IBEX 35 long term Elliott Wave


The IBEX was in a bear market from 2007-2012. Unless proven otherwise, I think it makes the most sense to assume that the bear market ended in 2012 given that it had a classic 3-wave decline and a long duration of five years. However, it looks like the IBEX is in the fifth Intermediate wave up from the 2012 low, which implies it is close to the Primary 1 top.  From an intermediate-term perspective, this is a dangerous situation given that other European indices had Primary 2 declines of 25-40% back in 2010-2011.

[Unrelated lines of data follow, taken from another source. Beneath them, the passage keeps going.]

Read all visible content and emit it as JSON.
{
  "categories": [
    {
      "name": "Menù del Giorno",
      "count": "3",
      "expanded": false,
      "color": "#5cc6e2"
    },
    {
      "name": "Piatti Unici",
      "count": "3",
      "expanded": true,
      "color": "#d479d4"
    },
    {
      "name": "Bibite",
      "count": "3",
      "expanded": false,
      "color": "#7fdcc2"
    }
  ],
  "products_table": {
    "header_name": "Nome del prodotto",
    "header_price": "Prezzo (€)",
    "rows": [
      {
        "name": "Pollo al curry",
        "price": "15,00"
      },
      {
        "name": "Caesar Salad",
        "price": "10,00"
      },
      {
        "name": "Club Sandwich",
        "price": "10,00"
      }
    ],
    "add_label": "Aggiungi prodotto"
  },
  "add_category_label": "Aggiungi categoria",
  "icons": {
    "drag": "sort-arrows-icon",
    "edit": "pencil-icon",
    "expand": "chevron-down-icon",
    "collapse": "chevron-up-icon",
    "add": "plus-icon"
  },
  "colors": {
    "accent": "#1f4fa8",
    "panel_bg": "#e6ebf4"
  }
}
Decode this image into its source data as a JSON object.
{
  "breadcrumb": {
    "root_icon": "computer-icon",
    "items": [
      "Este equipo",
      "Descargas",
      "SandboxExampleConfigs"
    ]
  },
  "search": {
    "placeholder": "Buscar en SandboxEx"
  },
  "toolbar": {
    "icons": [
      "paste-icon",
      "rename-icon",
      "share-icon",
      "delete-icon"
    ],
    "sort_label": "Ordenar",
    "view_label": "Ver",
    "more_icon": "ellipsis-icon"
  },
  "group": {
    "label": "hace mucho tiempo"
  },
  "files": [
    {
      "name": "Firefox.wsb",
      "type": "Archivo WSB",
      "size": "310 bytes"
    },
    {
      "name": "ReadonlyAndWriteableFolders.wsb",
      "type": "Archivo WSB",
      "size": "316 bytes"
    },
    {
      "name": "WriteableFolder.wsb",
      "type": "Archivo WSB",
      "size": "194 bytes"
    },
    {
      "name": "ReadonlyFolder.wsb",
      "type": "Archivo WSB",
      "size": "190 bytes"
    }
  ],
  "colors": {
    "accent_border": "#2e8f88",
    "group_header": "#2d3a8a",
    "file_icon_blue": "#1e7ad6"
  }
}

Next we’ll look at Greece:

Greece stock market long term Elliott Wave

The ASE appears to still be in a huge expanded flat that began in 1999. The C Wave appears to be subdividing into five waves (which is expected in a flat), with the fifth wave decline underway now. The ASE will probably fall below its 2012 low later this year and then begin a long term bull market.

Last we’ll look at Italy:

MIB long term Elliott Wave

The MIB appears to be in a double-zigzag bear market that began in 2000. It appears that a terminal C Wave is underway now to complete the pattern and will result in a decline below the 2012 low.

A Macroeconomic view:

The European stock market performances and Elliott Wave counts make sense from a Macroeconomic perspective. Germany has been one of the most stable European economies, and it also has the most bullish Elliott Wave pattern. Italy and Greece have been two of the weakest economies, and their stock indices have ongoing bear market patterns. The U.K. and France are somewhere in the middle economically. Correspondingly, their stock indices have bull market patterns but are more subdued than Germany so far.

Elliott Wave theory generally expects that visible economic improvement will begin at or before the midpoint of a bull market’s third wave. For the U.K., France, Germany, and Spain, this implies that a strong economic advance will began within the next year or so.